Francisco Macías Nguema est synonyme de tyrannie et de terreur dans l’histoire de la Guinée équatoriale. Celui qui fut le premier président du pays, accédant au pouvoir en 1968 après l’indépendance de la colonie espagnole, a instauré une dictature implacable, marquée par des répressions brutales et une paranoïa grandissante. Son parcours de simple fonctionnaire à dirigeant absolu reste l’un des chapitres les plus sombres de l’Afrique contemporaine.
L’ascension vers le pouvoir
Né en 1924 dans une famille modeste de Guinée équatoriale, Macías Nguema gravit les échelons du système colonial espagnol avec un mélange d’intelligence et de brutalité. En 1968, au moment de l’indépendance du pays, il se lance dans une campagne électorale enflammée, promettant une Guinée équatoriale libre et prospère. Mais derrière ses discours nationalistes se cache un calcul froid : il élimine son principal rival politique, Bonifacio Ondó Edu, dans une conspiration montée de toutes pièces. Ainsi, après une élection entachée de manipulations, Nguema prend les rênes de la nation.
Le règne de la peur
Très vite, Nguema dévoile sa véritable nature.

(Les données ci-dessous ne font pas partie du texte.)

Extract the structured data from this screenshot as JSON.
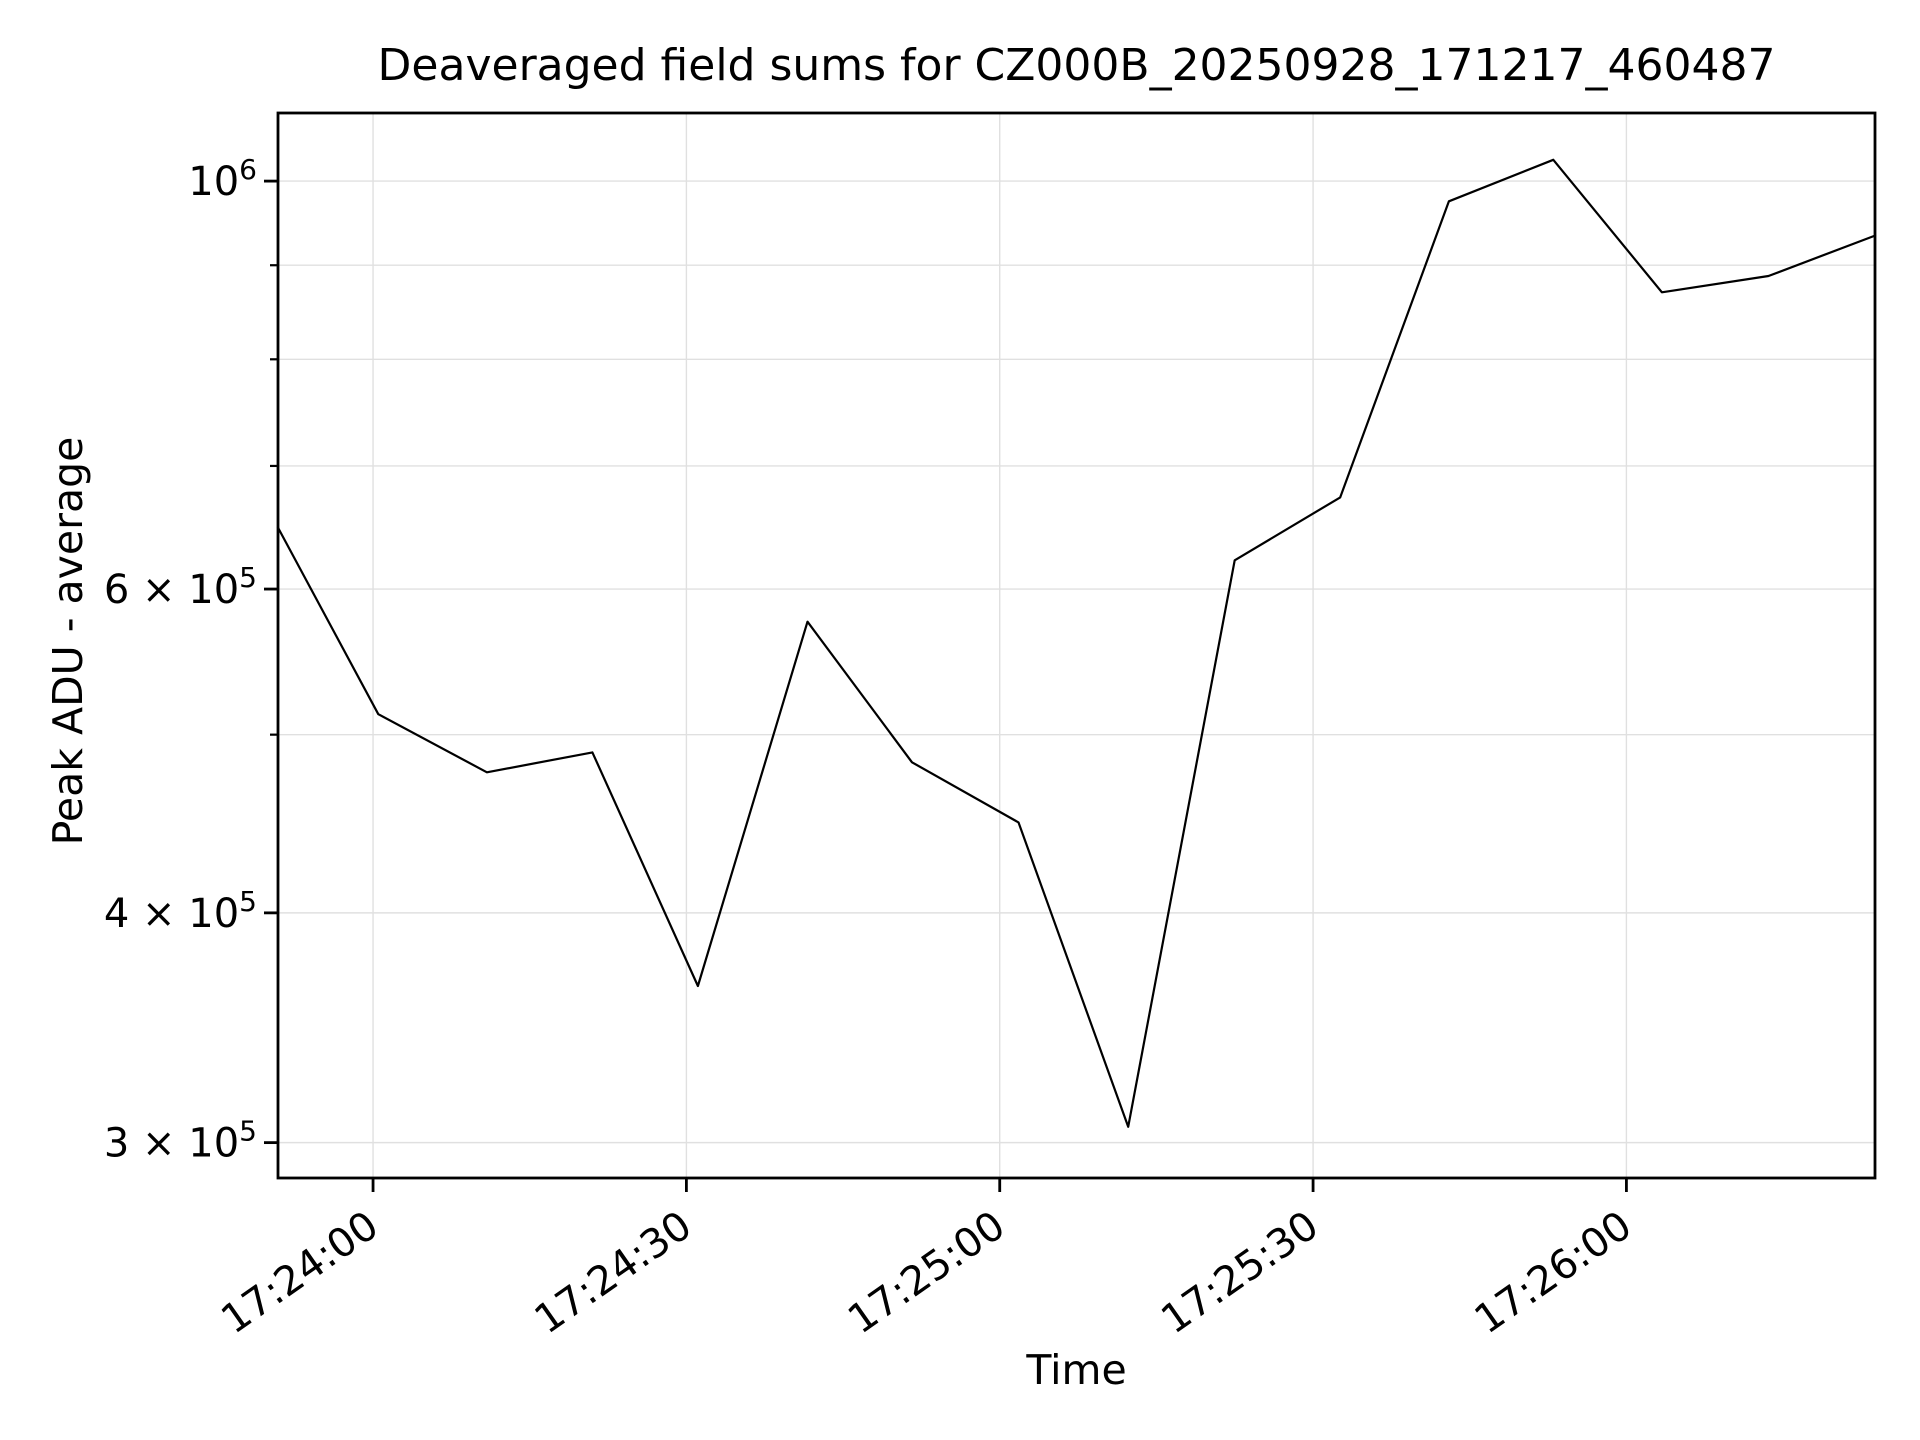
{
  "figure": {
    "background": "#ffffff"
  },
  "chart_data": {
    "type": "line",
    "title": "Deaveraged field sums for CZ000B_20250928_171217_460487",
    "xlabel": "Time",
    "ylabel": "Peak ADU - average",
    "yscale": "log",
    "grid": true,
    "legend": "none",
    "line_color": "#000000",
    "grid_color": "#e0e0e0",
    "axis_color": "#000000",
    "times": [
      "17:23:51",
      "17:24:00",
      "17:24:11",
      "17:24:21",
      "17:24:31",
      "17:24:42",
      "17:24:52",
      "17:25:02",
      "17:25:12",
      "17:25:22",
      "17:25:33",
      "17:25:43",
      "17:25:53",
      "17:26:03",
      "17:26:14",
      "17:26:24"
    ],
    "x_seconds": [
      -9.1,
      0.5,
      10.9,
      21.0,
      31.1,
      41.6,
      51.6,
      61.8,
      72.3,
      82.5,
      92.6,
      103.0,
      113.0,
      123.4,
      133.6,
      143.8
    ],
    "values": [
      648000,
      513000,
      477000,
      489000,
      365000,
      576000,
      483000,
      448000,
      306000,
      622000,
      673000,
      975000,
      1027000,
      870000,
      888000,
      934000
    ],
    "xlim_seconds": [
      -9.1,
      143.8
    ],
    "ylim": [
      287000,
      1089000
    ],
    "x_ticks": [
      {
        "seconds": 0,
        "label": "17:24:00"
      },
      {
        "seconds": 30,
        "label": "17:24:30"
      },
      {
        "seconds": 60,
        "label": "17:25:00"
      },
      {
        "seconds": 90,
        "label": "17:25:30"
      },
      {
        "seconds": 120,
        "label": "17:26:00"
      }
    ],
    "y_major_ticks": [
      {
        "value": 1000000,
        "mantissa": "10",
        "exp": "6"
      },
      {
        "value": 600000,
        "mantissa": "6 × 10",
        "exp": "5"
      },
      {
        "value": 400000,
        "mantissa": "4 × 10",
        "exp": "5"
      },
      {
        "value": 300000,
        "mantissa": "3 × 10",
        "exp": "5"
      }
    ],
    "y_minor_ticks": [
      900000,
      800000,
      700000,
      500000
    ]
  }
}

Il transforme le pays en un état répressif où la moindre critique est passible de mort. La police secrète, les “Jóvenes Antiguos de Macías” (JAM), devient le bras armé de son autorité, traquant quiconque ose contester son pouvoir. Il s’autoproclame “président à vie” et “Miracle unique”, s’enveloppant d’une aura mystique pour renforcer son emprise. Obsédé par des complots imaginaires, il engage une série de purges impitoyables, éliminant même ses proches et ses partisans soupçonnés de trahison.

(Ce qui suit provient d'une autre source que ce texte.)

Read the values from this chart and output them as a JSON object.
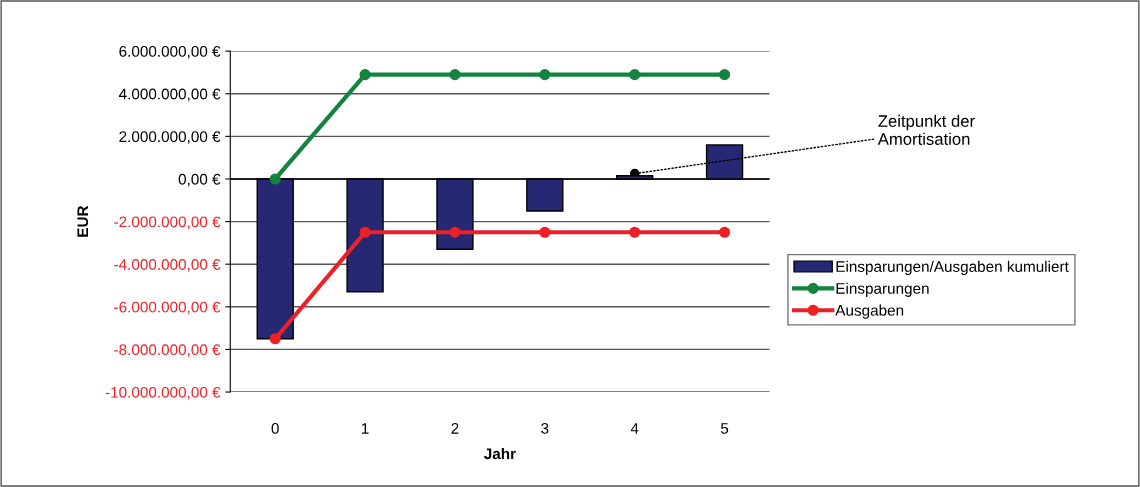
{
  "chart_data": {
    "type": "bar",
    "xlabel": "Jahr",
    "ylabel": "EUR",
    "categories": [
      "0",
      "1",
      "2",
      "3",
      "4",
      "5"
    ],
    "series": [
      {
        "name": "Einsparungen/Ausgaben kumuliert",
        "color": "#262873",
        "values": [
          -7500000,
          -5300000,
          -3300000,
          -1500000,
          150000,
          1600000
        ]
      },
      {
        "name": "Einsparungen",
        "type": "line",
        "color": "#13833f",
        "values": [
          0,
          4900000,
          4900000,
          4900000,
          4900000,
          4900000
        ]
      },
      {
        "name": "Ausgaben",
        "type": "line",
        "color": "#ec2027",
        "values": [
          -7500000,
          -2500000,
          -2500000,
          -2500000,
          -2500000,
          -2500000
        ]
      }
    ],
    "ylim": [
      -10000000,
      6000000
    ],
    "yticks": [
      {
        "value": -10000000,
        "label": "-10.000.000,00 €"
      },
      {
        "value": -8000000,
        "label": "-8.000.000,00 €"
      },
      {
        "value": -6000000,
        "label": "-6.000.000,00 €"
      },
      {
        "value": -4000000,
        "label": "-4.000.000,00 €"
      },
      {
        "value": -2000000,
        "label": "-2.000.000,00 €"
      },
      {
        "value": 0,
        "label": "0,00 €"
      },
      {
        "value": 2000000,
        "label": "2.000.000,00 €"
      },
      {
        "value": 4000000,
        "label": "4.000.000,00 €"
      },
      {
        "value": 6000000,
        "label": "6.000.000,00 €"
      }
    ],
    "annotations": [
      {
        "text": "Zeitpunkt der\nAmortisation",
        "x": "4",
        "y": 250000
      }
    ],
    "grid": "y",
    "legend": "right",
    "marker": "circle",
    "line_style": "solid"
  }
}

La dévastation de la Guinée équatoriale
Nguema mène le pays à la ruine, fermant les écoles, persécutant les intellectuels et contraignant les professionnels de la santé à fuir. Les expropriations massives des entreprises étrangères conduisent à l’effondrement économique du pays : la production de cacao, autrefois prospère, chute dramatiquement, entraînant une crise alimentaire. La famine se répand, tandis que Nguema reste indifférent au sort de la population.
Le massacre de Noël et la paranoïa de la fin
En 1969, l’horreur atteint son paroxysme avec le massacre de Noël, où 150 prisonniers politiques sont exécutés publiquement dans un stade par des soldats déguisés en Pères Noël. C’est un message clair : aucune opposition ne sera tolérée. Cloîtré dans son palais, Nguema se plonge dans des rituels occultes, entouré de crânes et de “trophées” humains, persuadé que ces pratiques renforcent son pouvoir.
La chute du dictateur
La fin de Nguema survient le 3 août 1979, lors d’un coup d’État orchestré par son neveu Teodoro Obiang. Capturé et jugé pour ses crimes, Nguema est condamné à mort, mais sa réputation de “dictateur fou” est telle qu’aucun soldat ne souhaite l’exécuter, craignant une malédiction. Finalement, des mercenaires marocains sont appelés pour mettre fin à son règne de terreur.
Francisco Macías Nguema, exécuté en 1979, laisse derrière lui un pays traumatisé et ravagé, marquant l’histoire de la Guinée équatoriale d’une empreinte indélébile.